Why it’s important to question your doctor
Over the past several years, my husband has been under the care of an endocrinologist for the treatment of diabetes. My husband’s overall cholesterol level is good, but his LDL/HDL ratio is not, so at almost every visit, the Dr. has tried to sway him to utilize a statin medication.
What is a statin?
Statins are usually used to lower cholesterol.They work by blocking the body’s ability to produce cholesterol and by helping your body reabsorb plaque that has built up on the artery walls, hopefully preventing additional blockage in the artery and thus preventing heart attacks. However, the use of statins does not come without side effects, which may include depression, muscle pain and weakness, neuropathy, heart failure, dizziness, cognitive impairment, cancer, pancreatitis and liver damage). According to the National Health Alliance, “a recent study shows that the statin drug simvastatin, which the government is advocating we take to lower cholesterol levels, actually weakens our immune system and makes it difficult to fight off bacterial infections.” and that high cholesterol actually protects us against infection!
Now, getting back to my story:
At our first visit, we questioned the Dr. at length about the source of the clinical studies on which he based his recommendation, we felt that the potential risks involved by far outweighed the KNOWN benefits of the drug for a man his age. At almost every visit, my husband listened to the recommendation for a statin drug, but walked away without taking the Rx. A few months ago, my husband was seen by a Nurse Practitioner (NP) instead of by the Doctor. The NP was very patient in answering all of our questions. We asked her about the use of Red Yeast Rice or Niacin in lieu of a statin. She said that she has seen positive results from both and suggested that he try the Red Yeast Rice first and if that did not help, that he try the Niacin.

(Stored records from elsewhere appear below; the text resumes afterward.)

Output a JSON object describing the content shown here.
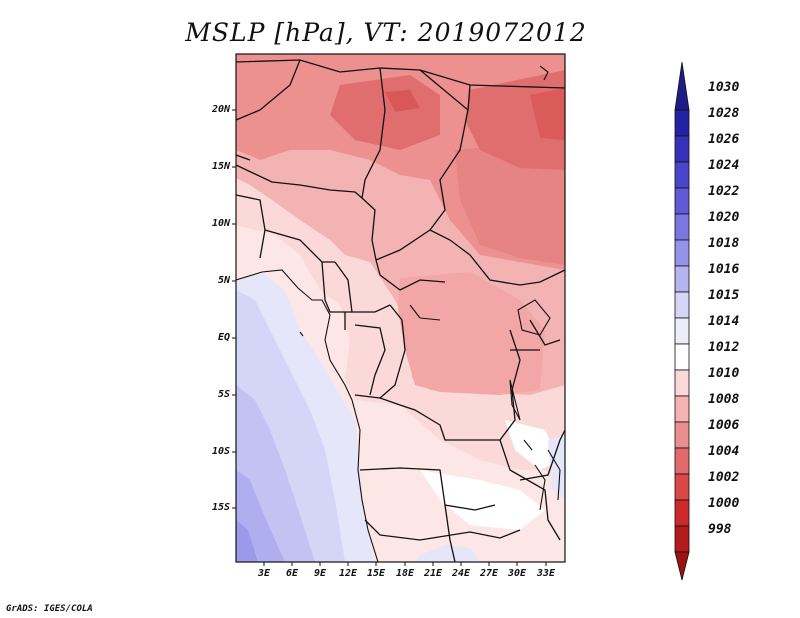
{
  "title": "MSLP [hPa], VT: 2019072012",
  "footer": "GrADS: IGES/COLA",
  "lat_labels": [
    "20N",
    "15N",
    "10N",
    "5N",
    "EQ",
    "5S",
    "10S",
    "15S"
  ],
  "lon_labels": [
    "3E",
    "6E",
    "9E",
    "12E",
    "15E",
    "18E",
    "21E",
    "24E",
    "27E",
    "30E",
    "33E"
  ],
  "colorbar": {
    "labels": [
      "1030",
      "1028",
      "1026",
      "1024",
      "1022",
      "1020",
      "1018",
      "1016",
      "1015",
      "1014",
      "1012",
      "1010",
      "1008",
      "1006",
      "1004",
      "1002",
      "1000",
      "998"
    ],
    "colors": [
      "#1e1c86",
      "#2422a4",
      "#3531bb",
      "#4a46c9",
      "#5f5bd6",
      "#7b77e2",
      "#9592ea",
      "#b5b4f1",
      "#d4d5f7",
      "#ececfb",
      "#ffffff",
      "#fbd9d9",
      "#f4b3b3",
      "#eb8e8e",
      "#e16b6b",
      "#d94848",
      "#cc2a2a",
      "#b31a1a",
      "#9c1212"
    ]
  },
  "map": {
    "region": "Central Africa",
    "lon_range": [
      0,
      35
    ],
    "lat_range": [
      -20,
      25
    ],
    "variable": "Mean sea level pressure (hPa)"
  }
}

Last month, the Dr. was still recommending the use of a statin medication. We asked him if it would not be wise for my husband to try Niacin instead, as we had previously discussed with the NP, and he looked at the latest lab results before answering. I must say that I was quite surprised at his response:
He said that he usually prescribes statins to his diabetic patients because it is believed that the statins reduce the risk of coronary disease. However, in my husband’s case, the statins wouldn’t work. In fact, Niacin would be a better option.

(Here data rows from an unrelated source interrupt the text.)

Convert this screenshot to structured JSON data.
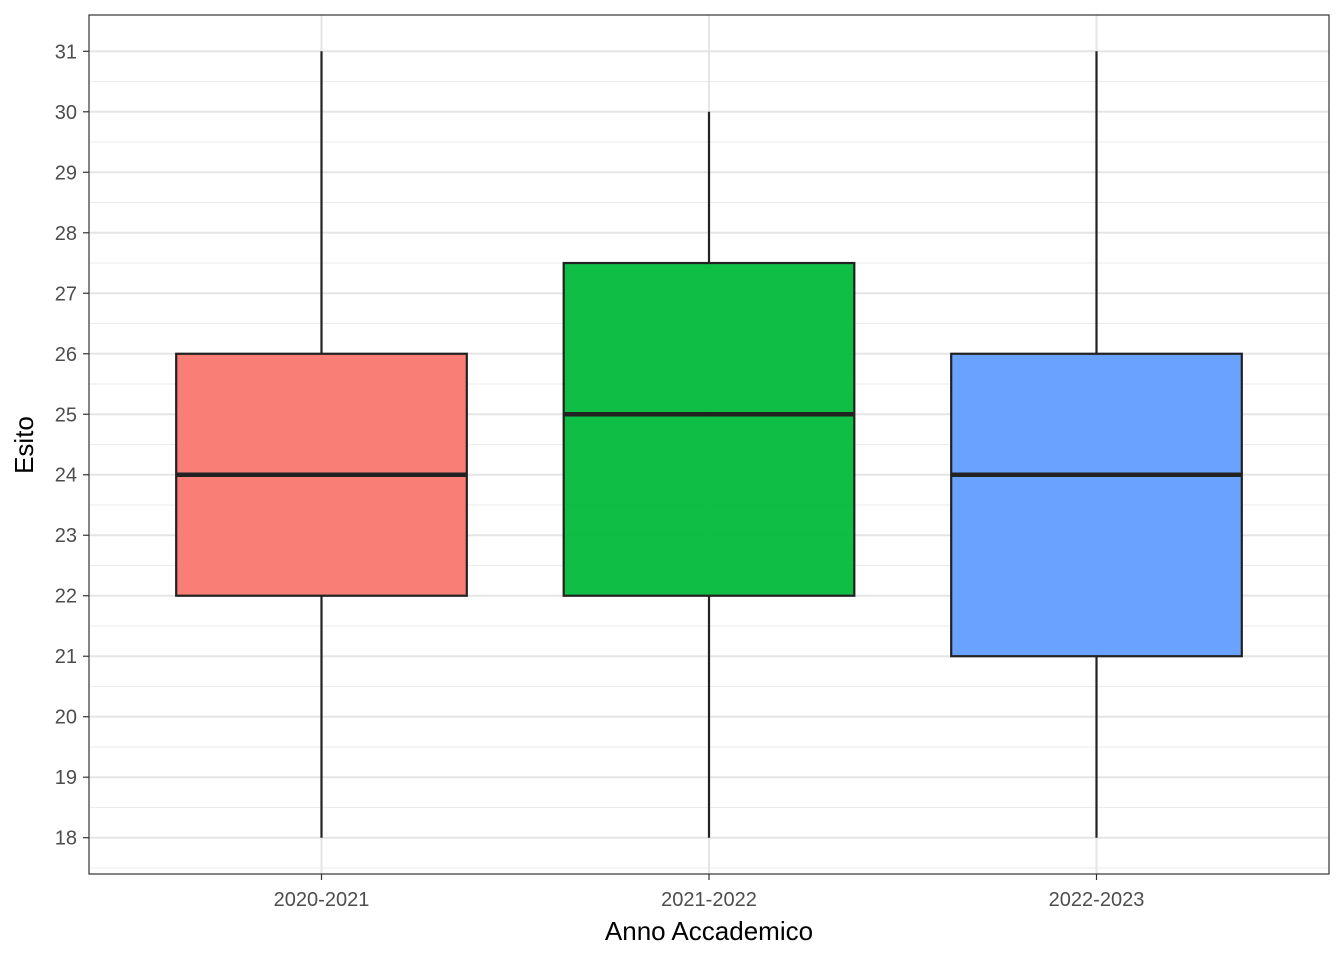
{
  "chart_data": {
    "type": "boxplot",
    "xlabel": "Anno Accademico",
    "ylabel": "Esito",
    "categories": [
      "2020-2021",
      "2021-2022",
      "2022-2023"
    ],
    "ylim": [
      17.4,
      31.6
    ],
    "yticks": [
      18,
      19,
      20,
      21,
      22,
      23,
      24,
      25,
      26,
      27,
      28,
      29,
      30,
      31
    ],
    "grid": true,
    "legend": "none",
    "boxes": [
      {
        "category": "2020-2021",
        "min": 18,
        "q1": 22,
        "median": 24,
        "q3": 26,
        "max": 31,
        "color": "#F8766D"
      },
      {
        "category": "2021-2022",
        "min": 18,
        "q1": 22,
        "median": 25,
        "q3": 27.5,
        "max": 30,
        "color": "#00BA38"
      },
      {
        "category": "2022-2023",
        "min": 18,
        "q1": 21,
        "median": 24,
        "q3": 26,
        "max": 31,
        "color": "#619CFF"
      }
    ]
  }
}
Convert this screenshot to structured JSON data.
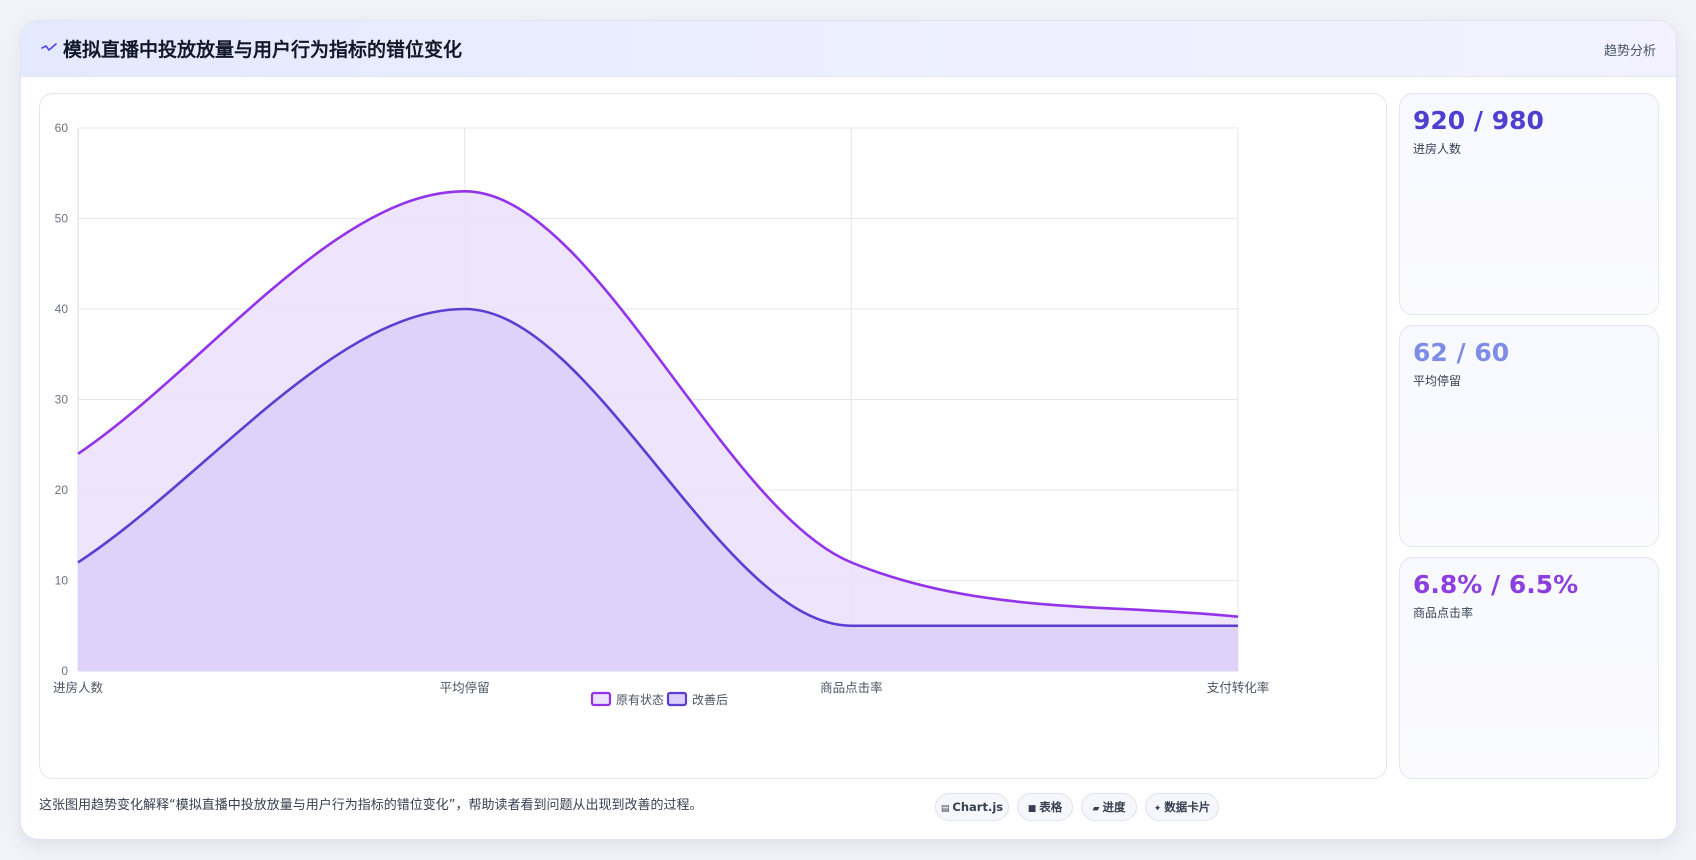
{
  "header": {
    "icon": "trend-line-icon",
    "title": "模拟直播中投放放量与用户行为指标的错位变化",
    "trend_label": "趋势分析"
  },
  "colors": {
    "series_original": "#9333ea",
    "series_original_fill": "#ede2fb",
    "series_improved": "#5a3fd2",
    "series_improved_fill": "#dccffa",
    "stat1": "#4f3fd0",
    "stat2": "#7d8ce6",
    "stat3": "#8b3fe0"
  },
  "chart_data": {
    "type": "area",
    "categories": [
      "进房人数",
      "平均停留",
      "商品点击率",
      "支付转化率"
    ],
    "series": [
      {
        "name": "原有状态",
        "values": [
          24,
          53,
          12,
          6
        ]
      },
      {
        "name": "改善后",
        "values": [
          12,
          40,
          5,
          5
        ]
      }
    ],
    "ylim": [
      0,
      60
    ],
    "yticks": [
      0,
      10,
      20,
      30,
      40,
      50,
      60
    ],
    "grid": true,
    "legend_position": "bottom"
  },
  "stats": [
    {
      "value": "920 / 980",
      "label": "进房人数"
    },
    {
      "value": "62 / 60",
      "label": "平均停留"
    },
    {
      "value": "6.8% / 6.5%",
      "label": "商品点击率"
    }
  ],
  "footer": {
    "text": "这张图用趋势变化解释“模拟直播中投放放量与用户行为指标的错位变化”，帮助读者看到问题从出现到改善的过程。",
    "chips": [
      {
        "icon": "chart-icon",
        "label": "Chart.js"
      },
      {
        "icon": "table-icon",
        "label": "表格"
      },
      {
        "icon": "progress-icon",
        "label": "进度"
      },
      {
        "icon": "sparkle-icon",
        "label": "数据卡片"
      }
    ]
  }
}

He further explained that the reason he recommends niacin instead of a statin is because, in his case the bad cholesterol is fine but the good cholesterol is low. So why did he not recommend niacin earlier?
What if we had never asked?
By the way, when someone begins to take a statin, he/she will probably take the medication for LIFE. Imagine the economic implications associated with this – for both the patient and the pharmaceutical companies. More about this later…
*Note – My husband has graciously given me permission to write about him on this very important topic.